Buyer trends and profile in 2021

The current health crisis has been a catalyst to change in different aspects of people’s lives, many of which relate to how and where they want to live. There is greater demand for properties in city suburbs or close to green spaces. In urban areas, apartments with terraces or patio areas are in greater demand. More spacious and comfortable properties are also highly sought-after. The home office and home gym are expected to become standard features in properties as more people continue to work remotely. As we move into a more sustainable era, demand for self-sufficient, modern homes is also expected to grow.

Looking at the future buyer profile, Francisco Nathurmal believes that investors looking for an opportunity are likely to be younger, having not been ‘burnt’ by previous ‘boom and bust’ scenarios but, overall, buyers will be more cautious about purchasing. There will be significantly fewer foreign buyers, particularly from the UK due to Brexit. British buyers currently make up 13% of foreign buyers in Spain, mainly on the Costa del Sol and Costa Blanca, but this figure is expected to decline. As non-EU citizens, British non-resident property owners will only be able to spend 90 days in any EU country every 180 days, which could deter some buyers and could also result in more homes owned by the British in Spain coming onto the market.

Owners of tourist apartments and/or second homes may be tempted to convert their properties into either long-term or mid-term rentals where there is more guaranteed income, or they may choose to sell. More second homes outside the cities could be converted into primary residences as people choose to spend more time outside the city.

Real Estate Agencies

The economic and social changes over the next few years may be far-reaching and Nathurmal believes that the real estate sector will need to adapt accordingly. As was the trend prior to the pandemic, agencies will be investing more in PropTech (digital transformation). That means that the online customer experience will be crucial.
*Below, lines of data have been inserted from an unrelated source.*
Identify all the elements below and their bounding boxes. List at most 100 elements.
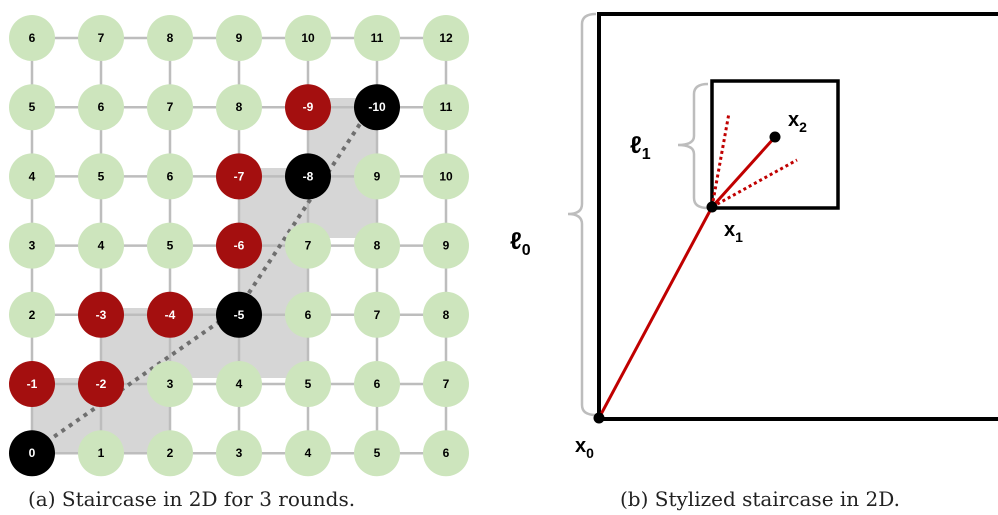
grid-node-label: 9 — [236, 31, 243, 45]
grid-node-label: 3 — [167, 377, 174, 391]
point-x0 — [593, 412, 605, 424]
point-x1 — [706, 201, 718, 213]
grid-node-label: -8 — [303, 169, 314, 183]
stylized-staircase-panel: ℓ0 ℓ1 x0 x1 x2 — [510, 12, 998, 461]
grid-node-label: -7 — [234, 169, 245, 183]
grid-node-green — [285, 15, 331, 61]
grid-node-green — [147, 15, 193, 61]
grid-node-label: 4 — [29, 169, 36, 183]
grid-node-green — [147, 430, 193, 477]
grid-node-label: 7 — [98, 31, 105, 45]
grid-node-label: 6 — [167, 169, 174, 183]
grid-node-label: 2 — [167, 446, 174, 460]
grid-node-label: 8 — [374, 239, 381, 253]
grid-node-green — [9, 15, 55, 61]
grid-node-label: 5 — [29, 100, 36, 114]
grid-node-red — [78, 361, 124, 407]
label-l0: ℓ0 — [510, 228, 531, 259]
right-caption: (b) Stylized staircase in 2D. — [620, 487, 900, 511]
grid-node-green — [423, 361, 469, 407]
l0-brace — [567, 12, 597, 417]
grid-node-green — [9, 153, 55, 200]
grid-node-green — [423, 153, 469, 200]
grid-node-green — [423, 15, 469, 61]
point-x2 — [769, 131, 781, 143]
grid-node-green — [147, 153, 193, 200]
grid-node-green — [147, 361, 193, 407]
grid-node-green — [354, 222, 400, 269]
grid-node-green — [354, 361, 400, 407]
dotted-direction-upper — [710, 112, 731, 208]
grid-node-green — [285, 291, 331, 338]
label-l1: ℓ1 — [630, 132, 651, 163]
grid-node-black — [285, 153, 331, 200]
grid-node-red — [147, 291, 193, 338]
grid-node-black — [9, 430, 55, 477]
grid-node-green — [147, 222, 193, 269]
grid-node-label: 7 — [443, 377, 450, 391]
grid-node-label: 4 — [236, 377, 243, 391]
grid-node-label: 4 — [305, 446, 312, 460]
grid-node-label: 9 — [443, 239, 450, 253]
dotted-direction-lower — [711, 158, 798, 209]
grid-node-label: -9 — [303, 100, 314, 114]
grid-node-green — [423, 430, 469, 477]
grid-node-label: 6 — [443, 446, 450, 460]
grid-node-green — [78, 84, 124, 131]
inner-box — [710, 79, 840, 210]
grid-node-label: -3 — [96, 308, 107, 322]
grid-node-label: 5 — [167, 239, 174, 253]
grid-node-green — [285, 430, 331, 477]
grid-node-green — [216, 430, 262, 477]
grid-node-label: 10 — [439, 169, 453, 183]
grid-node-label: 8 — [443, 308, 450, 322]
outer-box — [597, 12, 998, 421]
grid-node-label: 5 — [98, 169, 105, 183]
grid-node-label: 6 — [29, 31, 36, 45]
grid-node-red — [9, 361, 55, 407]
grid-node-green — [285, 361, 331, 407]
grid-node-label: 0 — [29, 446, 36, 460]
grid-node-label: 7 — [374, 308, 381, 322]
segment-x1-x2 — [710, 135, 777, 209]
grid-node-green — [147, 84, 193, 131]
grid-node-label: -2 — [96, 377, 107, 391]
grid-node-green — [216, 84, 262, 131]
grid-node-label: 8 — [236, 100, 243, 114]
grid-node-green — [354, 430, 400, 477]
grid-node-red — [216, 153, 262, 200]
grid-node-green — [354, 291, 400, 338]
label-x2: x2 — [788, 109, 807, 135]
grid-node-label: 3 — [236, 446, 243, 460]
grid-node-green — [78, 430, 124, 477]
grid-node-green — [78, 222, 124, 269]
grid-node-green — [354, 153, 400, 200]
grid-node-label: 10 — [301, 31, 315, 45]
grid-node-label: 6 — [98, 100, 105, 114]
grid-node-label: 5 — [374, 446, 381, 460]
l1-brace — [677, 82, 709, 210]
grid-node-label: 6 — [305, 308, 312, 322]
segment-x0-x1 — [597, 206, 714, 419]
grid-node-green — [9, 291, 55, 338]
grid-nodes: 6 7 8 9 10 11 125 6 7 8 -9 -10 114 5 6 -7 -8 9 103 4 5 -6 7 8 92… — [9, 15, 469, 477]
grid-node-green — [423, 84, 469, 131]
grid-node-label: 11 — [371, 31, 384, 45]
grid-node-label: 3 — [29, 239, 36, 253]
grid-node-red — [216, 222, 262, 269]
grid-node-label: -1 — [27, 377, 38, 391]
grid-node-label: 7 — [167, 100, 174, 114]
grid-node-label: 9 — [374, 169, 381, 183]
grid-node-label: 11 — [440, 100, 453, 114]
grid-node-green — [78, 153, 124, 200]
grid-node-label: 6 — [374, 377, 381, 391]
grid-node-green — [78, 15, 124, 61]
grid-node-green — [216, 361, 262, 407]
grid-node-green — [423, 222, 469, 269]
grid-node-label: -10 — [368, 100, 386, 114]
grid-node-green — [423, 291, 469, 338]
label-x0: x0 — [575, 435, 594, 461]
grid-node-black — [354, 84, 400, 131]
left-caption: (a) Staircase in 2D for 3 rounds. — [28, 487, 355, 511]
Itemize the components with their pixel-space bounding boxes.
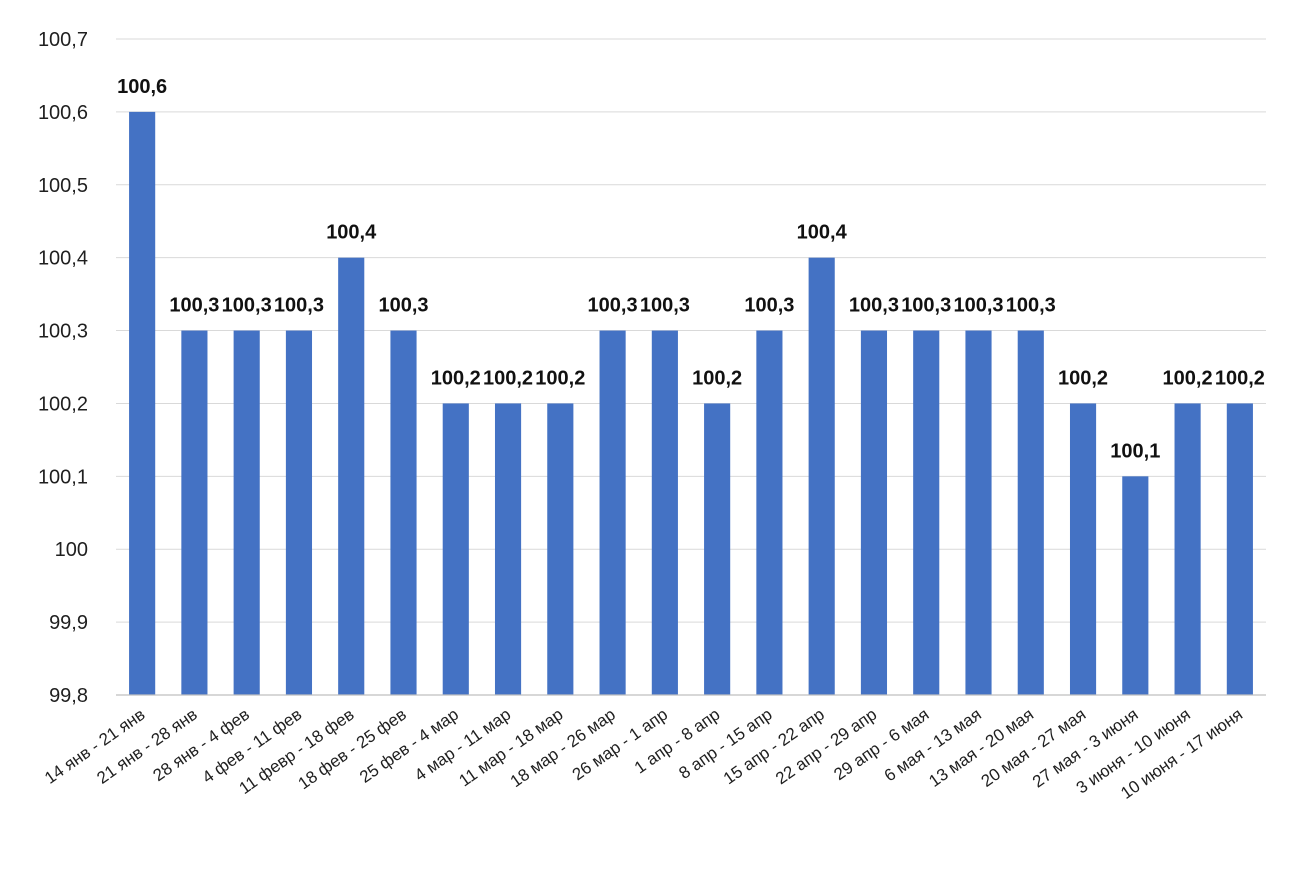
data-label: 100,3 bbox=[169, 295, 219, 317]
y-tick-label: 100 bbox=[55, 539, 88, 561]
bar bbox=[756, 330, 783, 695]
y-tick-label: 100,6 bbox=[38, 102, 88, 124]
bars bbox=[129, 111, 1253, 695]
y-tick-label: 100,5 bbox=[38, 175, 88, 197]
bar bbox=[338, 257, 365, 695]
bar bbox=[494, 403, 522, 695]
y-tick-label: 99,9 bbox=[49, 612, 88, 634]
data-label: 100,3 bbox=[744, 295, 794, 317]
data-label: 100,3 bbox=[378, 295, 428, 317]
bar bbox=[808, 257, 835, 695]
data-label: 100,2 bbox=[692, 367, 742, 389]
data-label: 100,3 bbox=[953, 295, 1003, 317]
data-label: 100,4 bbox=[797, 222, 848, 244]
bar bbox=[1122, 476, 1149, 695]
data-label: 100,2 bbox=[1058, 367, 1108, 389]
data-label: 100,2 bbox=[1215, 367, 1265, 389]
data-label: 100,3 bbox=[1006, 295, 1056, 317]
bar bbox=[651, 330, 678, 695]
data-label: 100,3 bbox=[901, 295, 951, 317]
bar bbox=[285, 330, 313, 695]
data-label: 100,1 bbox=[1110, 440, 1160, 462]
data-label: 100,3 bbox=[274, 295, 324, 317]
y-tick-label: 100,4 bbox=[38, 248, 88, 270]
data-label: 100,3 bbox=[222, 295, 272, 317]
y-tick-label: 99,8 bbox=[49, 685, 88, 707]
bar bbox=[1069, 403, 1097, 695]
data-label: 100,2 bbox=[535, 367, 585, 389]
data-label: 100,2 bbox=[431, 367, 481, 389]
data-label: 100,4 bbox=[326, 222, 377, 244]
y-tick-labels: 99,8 99,9 100 100,1 100,2 100,3 100,4 100,5 100,… bbox=[38, 29, 88, 707]
bar bbox=[442, 403, 469, 695]
y-tick-label: 100,2 bbox=[38, 393, 88, 415]
data-label: 100,3 bbox=[588, 295, 638, 317]
bar bbox=[860, 330, 888, 695]
y-tick-label: 100,3 bbox=[38, 321, 88, 343]
bar bbox=[1226, 403, 1253, 695]
bar bbox=[1174, 403, 1201, 695]
bar bbox=[704, 403, 731, 695]
bar bbox=[181, 330, 208, 695]
data-label: 100,3 bbox=[849, 295, 899, 317]
bar bbox=[233, 330, 260, 695]
bar bbox=[1017, 330, 1044, 695]
bar bbox=[547, 403, 574, 695]
y-tick-label: 100,7 bbox=[38, 29, 88, 51]
data-label: 100,2 bbox=[483, 367, 533, 389]
bar bbox=[965, 330, 992, 695]
data-label: 100,2 bbox=[1163, 367, 1213, 389]
y-tick-label: 100,1 bbox=[38, 466, 88, 488]
data-label: 100,6 bbox=[117, 76, 167, 98]
bar bbox=[129, 111, 156, 695]
data-label: 100,3 bbox=[640, 295, 690, 317]
bar bbox=[599, 330, 626, 695]
bar bbox=[913, 330, 940, 695]
bar bbox=[390, 330, 417, 695]
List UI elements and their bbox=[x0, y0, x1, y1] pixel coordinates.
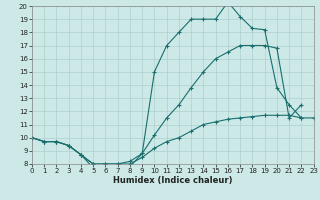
X-axis label: Humidex (Indice chaleur): Humidex (Indice chaleur) bbox=[113, 176, 233, 185]
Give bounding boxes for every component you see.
Buyers, particularly international buyers, will continue to view properties virtually, at least until travel restrictions are lifted, and even when they are, virtual viewings may become an increasingly popular way of filtering homes currently on the market. The in situ viewing will continue to be vital for the vast majority of homebuyers, however.

Technology and innovation will keep the real estate industry on its toes in the post-Covid era. Increasingly, we are seeing new actors come onto the market, offering tools and solutions for real estate professionals. As a result, we will see some agencies disappear by the wayside. Those with advanced digital systems coupled with high levels of professionalism and customer service will be the winners in 2021 and beyond,” adds Mr Nathurmal. “We must be able to turn the current challenges into opportunities and I firmly believe that Bricks and Mortar will continue to be regarded as one of the most stable investments in an unstable environment.”